Schuitema strove to remove all decorative flourishes from his work, concentrating on sans-serif lettering as a means to communicate more directly and practically with the reader. He was similarly experimental with his photography and, alongside his colleagues Piet Zwart and Gerard Kiljan, contributed significantly to the development of New Photography in the Netherlands, becoming one of the first Dutch teachers of photography at the Academy of Visual Art in The Hague. He remained linked to the university until his retirement in 1962, and his integration of photography and typography also resulted in a number of striking adverts, most particularly for the Van Berkel companies.

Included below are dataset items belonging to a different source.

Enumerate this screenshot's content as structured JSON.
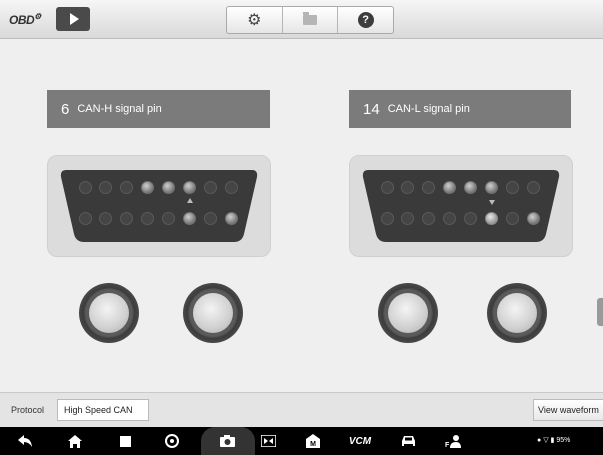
{
  "toolbar": {
    "app_label": "OBD",
    "play_icon": "play-icon",
    "buttons": [
      {
        "icon": "gear-icon"
      },
      {
        "icon": "folder-icon"
      },
      {
        "icon": "help-icon",
        "glyph": "?"
      }
    ]
  },
  "pins": [
    {
      "number": "6",
      "label": "CAN-H signal pin"
    },
    {
      "number": "14",
      "label": "CAN-L signal pin"
    }
  ],
  "protocol": {
    "label": "Protocol",
    "value": "High Speed CAN"
  },
  "actions": {
    "view_waveform": "View waveform"
  },
  "navbar": {
    "icons": [
      "back-icon",
      "home-icon",
      "recent-apps-icon",
      "browser-icon",
      "camera-icon",
      "display-icon",
      "vehicle-menu-icon",
      "vcm-icon",
      "car-icon",
      "user-switch-icon"
    ],
    "vcm_label": "VCM",
    "battery_text": "95%",
    "accent_dark": "#000000"
  }
}
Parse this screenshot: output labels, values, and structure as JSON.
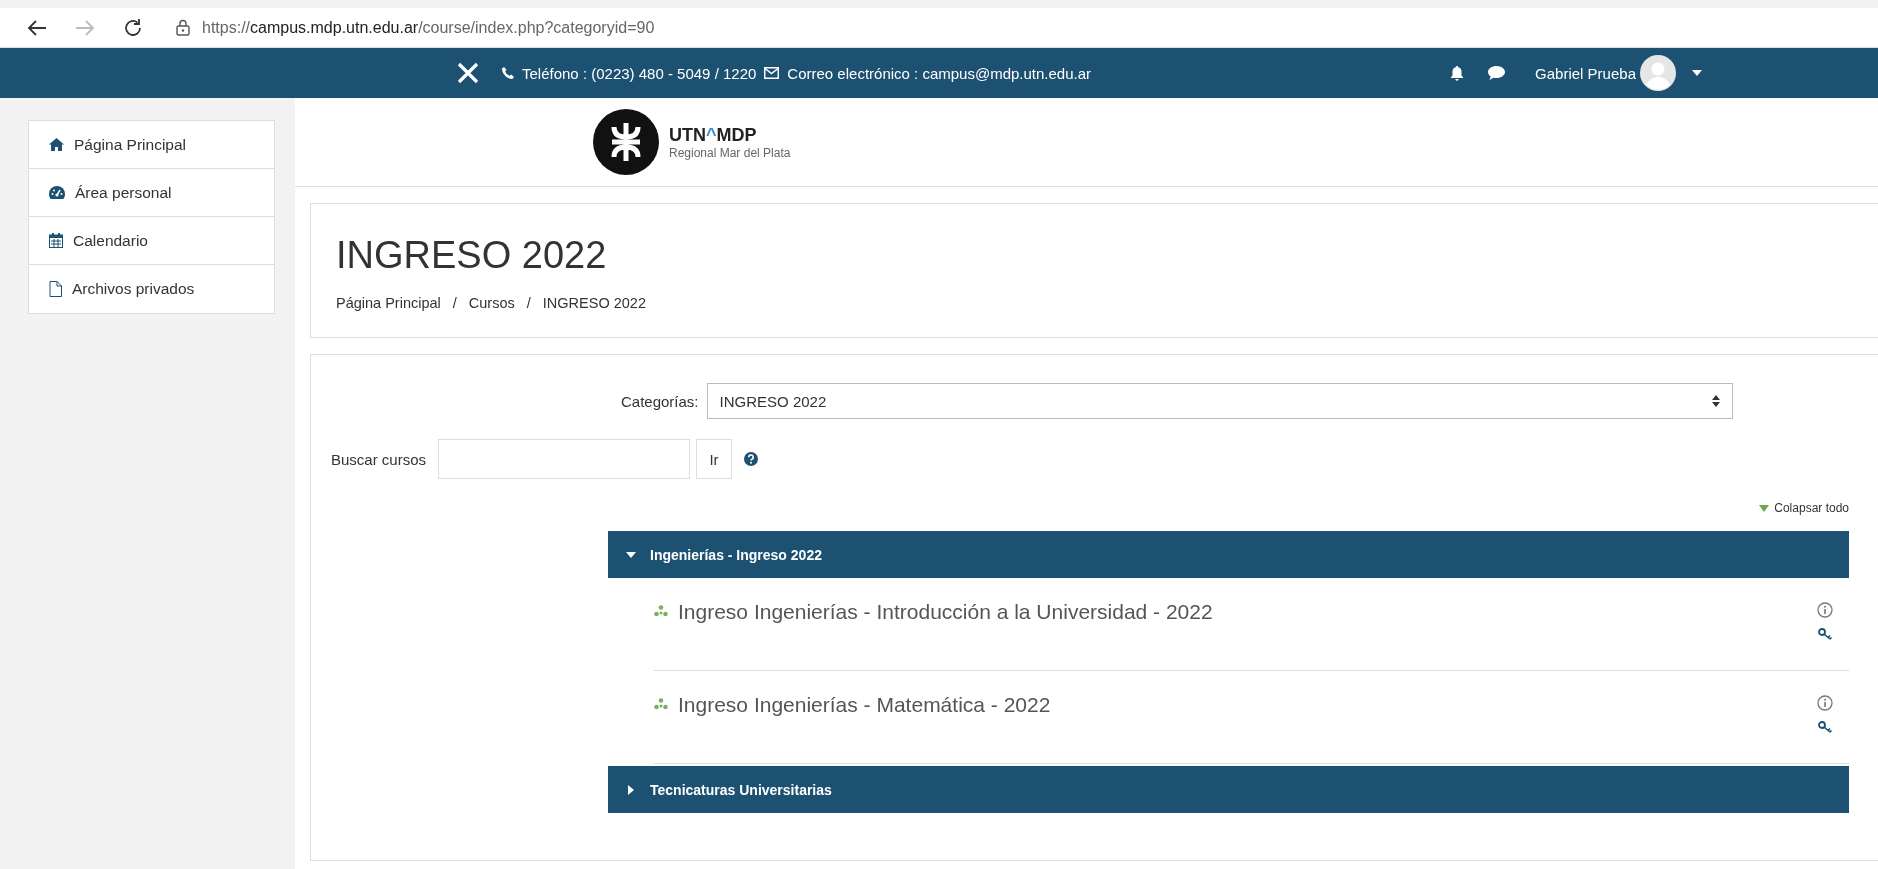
{
  "browser": {
    "url": {
      "prefix": "https://",
      "host": "campus.mdp.utn.edu.ar",
      "path": "/course/index.php?categoryid=90"
    }
  },
  "navbar": {
    "phone": "Teléfono : (0223) 480 - 5049 / 1220",
    "email": "Correo electrónico : campus@mdp.utn.edu.ar",
    "user": "Gabriel Prueba"
  },
  "sidebar": {
    "items": [
      {
        "label": "Página Principal",
        "kind": "home"
      },
      {
        "label": "Área personal",
        "kind": "dashboard"
      },
      {
        "label": "Calendario",
        "kind": "calendar"
      },
      {
        "label": "Archivos privados",
        "kind": "file"
      }
    ]
  },
  "logo": {
    "left": "UTN",
    "mark": "^",
    "right": "MDP",
    "subtitle": "Regional Mar del Plata"
  },
  "header": {
    "title": "INGRESO 2022",
    "breadcrumb": [
      "Página Principal",
      "Cursos",
      "INGRESO 2022"
    ],
    "separator": "/"
  },
  "category_select": {
    "label": "Categorías:",
    "value": "INGRESO 2022"
  },
  "search": {
    "label": "Buscar cursos",
    "button": "Ir"
  },
  "collapse_link": "Colapsar todo",
  "categories": [
    {
      "name": "Ingenierías - Ingreso 2022",
      "expanded": true,
      "courses": [
        {
          "name": "Ingreso Ingenierías - Introducción a la Universidad - 2022"
        },
        {
          "name": "Ingreso Ingenierías - Matemática - 2022"
        }
      ]
    },
    {
      "name": "Tecnicaturas Universitarias",
      "expanded": false
    }
  ]
}
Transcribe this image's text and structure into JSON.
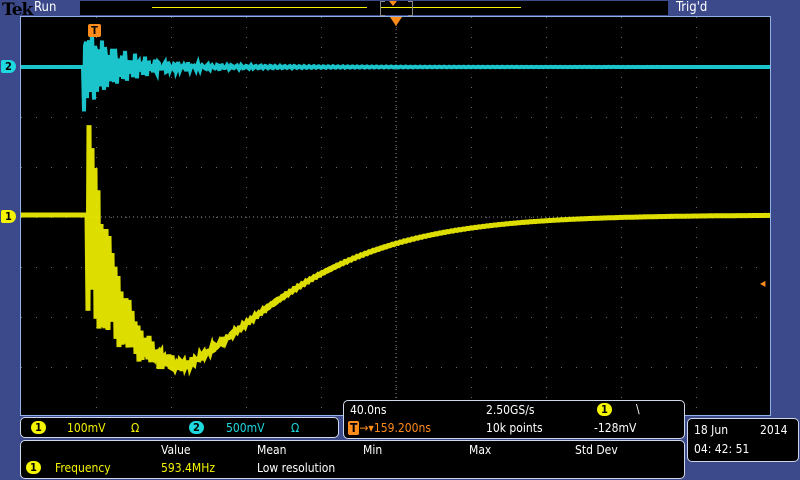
{
  "header": {
    "brand": "Tek",
    "run_state": "Run",
    "trigger_state": "Trig'd"
  },
  "channels": [
    {
      "id": "1",
      "scale": "100mV",
      "termination": "Ω",
      "color": "#f5f500"
    },
    {
      "id": "2",
      "scale": "500mV",
      "termination": "Ω",
      "color": "#1ed9e0"
    }
  ],
  "timebase": {
    "scale": "40.0ns",
    "sample_rate": "2.50GS/s",
    "delay": "159.200ns",
    "record_length": "10k points",
    "trigger_source": "1",
    "trigger_slope": "\\",
    "trigger_level": "-128mV"
  },
  "measurement": {
    "headers": [
      "Value",
      "Mean",
      "Min",
      "Max",
      "Std Dev"
    ],
    "rows": [
      {
        "source": "1",
        "name": "Frequency",
        "value": "593.4MHz",
        "mean": "Low resolution",
        "min": "",
        "max": "",
        "std": ""
      }
    ]
  },
  "datetime": {
    "date_day": "18 Jun",
    "year": "2014",
    "time": "04: 42: 51"
  },
  "markers": {
    "trigger": "T"
  },
  "colors": {
    "ch1": "#f5f500",
    "ch2": "#1ed9e0",
    "trigger": "#ff8c1a",
    "background": "#3c4a8c"
  }
}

Maan’s book contains excellent visuals of all this work, as well as images from Schuitema’s experimental film work and his mass-production furniture design, some of which is still being manufactured today, more than 70 years after its inception. Tracing and accurately dating the images was no easy task, in part due to Schuitema’s belief that his early designs were simply “old paper” and was therefore a somewhat erratic archivist of his own work. Inevitably however, with his work continuing to appear in retrospective exhibitions, these pieces have in fact become collector’s items, a trend that is set to continue with the publication of this book, which offers an excellent introduction to over 50 years of his work.
Paul Schuitema: Visual Organizer is available from 010 Publishers, priced €39.50.